Come down Canyon Creek trail on a summer afternoon
that one place where the valley floor opens out. You will see
the white butterflies. Because of the way shadows
come off those vertical rocks in the west, there are
shafts of sunlight hitting the river and a deep
long purple gorge straight ahead. Put down your pack.

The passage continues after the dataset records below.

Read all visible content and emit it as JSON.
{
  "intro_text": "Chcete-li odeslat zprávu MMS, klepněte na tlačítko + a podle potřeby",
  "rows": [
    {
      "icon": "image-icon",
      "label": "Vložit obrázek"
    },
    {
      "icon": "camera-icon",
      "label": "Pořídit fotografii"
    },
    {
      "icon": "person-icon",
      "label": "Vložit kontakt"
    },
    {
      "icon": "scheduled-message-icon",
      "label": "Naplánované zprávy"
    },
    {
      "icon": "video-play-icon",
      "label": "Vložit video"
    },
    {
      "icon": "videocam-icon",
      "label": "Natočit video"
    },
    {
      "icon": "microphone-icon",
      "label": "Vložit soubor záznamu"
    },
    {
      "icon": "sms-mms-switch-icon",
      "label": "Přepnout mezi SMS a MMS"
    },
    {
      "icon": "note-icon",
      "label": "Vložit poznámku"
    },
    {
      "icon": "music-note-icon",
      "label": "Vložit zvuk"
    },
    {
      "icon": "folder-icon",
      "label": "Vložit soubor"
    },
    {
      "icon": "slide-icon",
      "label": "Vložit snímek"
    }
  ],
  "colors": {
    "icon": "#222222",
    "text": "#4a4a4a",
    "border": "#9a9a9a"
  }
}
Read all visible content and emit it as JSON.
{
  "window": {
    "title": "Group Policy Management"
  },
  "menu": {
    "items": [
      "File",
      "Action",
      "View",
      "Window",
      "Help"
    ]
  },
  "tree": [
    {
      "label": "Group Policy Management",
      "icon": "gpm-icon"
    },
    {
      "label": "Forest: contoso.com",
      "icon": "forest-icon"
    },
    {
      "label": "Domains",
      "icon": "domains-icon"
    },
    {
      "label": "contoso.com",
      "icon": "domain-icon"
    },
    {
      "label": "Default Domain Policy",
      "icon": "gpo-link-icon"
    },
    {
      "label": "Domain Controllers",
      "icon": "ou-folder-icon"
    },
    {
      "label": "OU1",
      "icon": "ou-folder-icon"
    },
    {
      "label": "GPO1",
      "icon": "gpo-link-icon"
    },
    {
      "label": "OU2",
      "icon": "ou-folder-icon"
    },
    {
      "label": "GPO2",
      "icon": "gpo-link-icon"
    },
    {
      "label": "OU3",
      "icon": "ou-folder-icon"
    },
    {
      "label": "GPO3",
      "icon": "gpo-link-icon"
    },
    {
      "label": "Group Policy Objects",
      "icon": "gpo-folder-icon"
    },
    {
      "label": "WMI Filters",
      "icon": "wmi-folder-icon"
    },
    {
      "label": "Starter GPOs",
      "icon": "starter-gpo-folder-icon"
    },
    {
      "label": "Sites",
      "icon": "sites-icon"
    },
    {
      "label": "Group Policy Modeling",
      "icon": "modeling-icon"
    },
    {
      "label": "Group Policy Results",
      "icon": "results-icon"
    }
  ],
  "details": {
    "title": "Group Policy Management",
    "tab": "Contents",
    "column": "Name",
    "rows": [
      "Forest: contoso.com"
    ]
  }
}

Above, air sighs the pines. It was this way
when Rome was clanging, when Troy was being built,
when campfires lighted caves. The white butterflies dance
by the thousands in the still sunshine. Suddenly, anything
could happen to you. Your soul pulls toward the canyon
and then shines back through the white wings to be you
again.

“How to Regain Your Soul” by William Stafford from The Darkness Around Us is Deep. © Harper Perennial, 1994.

“Wait” by Galway Kinnell

Wait, for now.
Distrust everything if you have to.
But trust the hours. Haven’t they
carried you everywhere, up to now?
Personal events will become interesting again.
Hair will become interesting.
Pain will become interesting.
Buds that open out of season will become interesting.
Second-hand gloves will become lovely again;
their memories are what give them
the need for other hands. And the desolation
of lovers is the same: that enormous emptiness
carved out of such tiny beings as we are
asks to be filled; the need
for the new love is faithfulness to the old.

Wait.
Don’t go too early.
You’re tired. But everyone’s tired.
But no one is tired enough.
Only wait a little and listen:
music of hair,
music of pain,
music of looms weaving all our loves again.
Be there to hear it, it will be the only time,
most of all to hear
the flute of your whole existence,
rehearsed by the sorrows, play itself into total exhaustion.

“Wait” by Galway Kinnell, from Selected Poems. © Houghton Mifflin, 1983.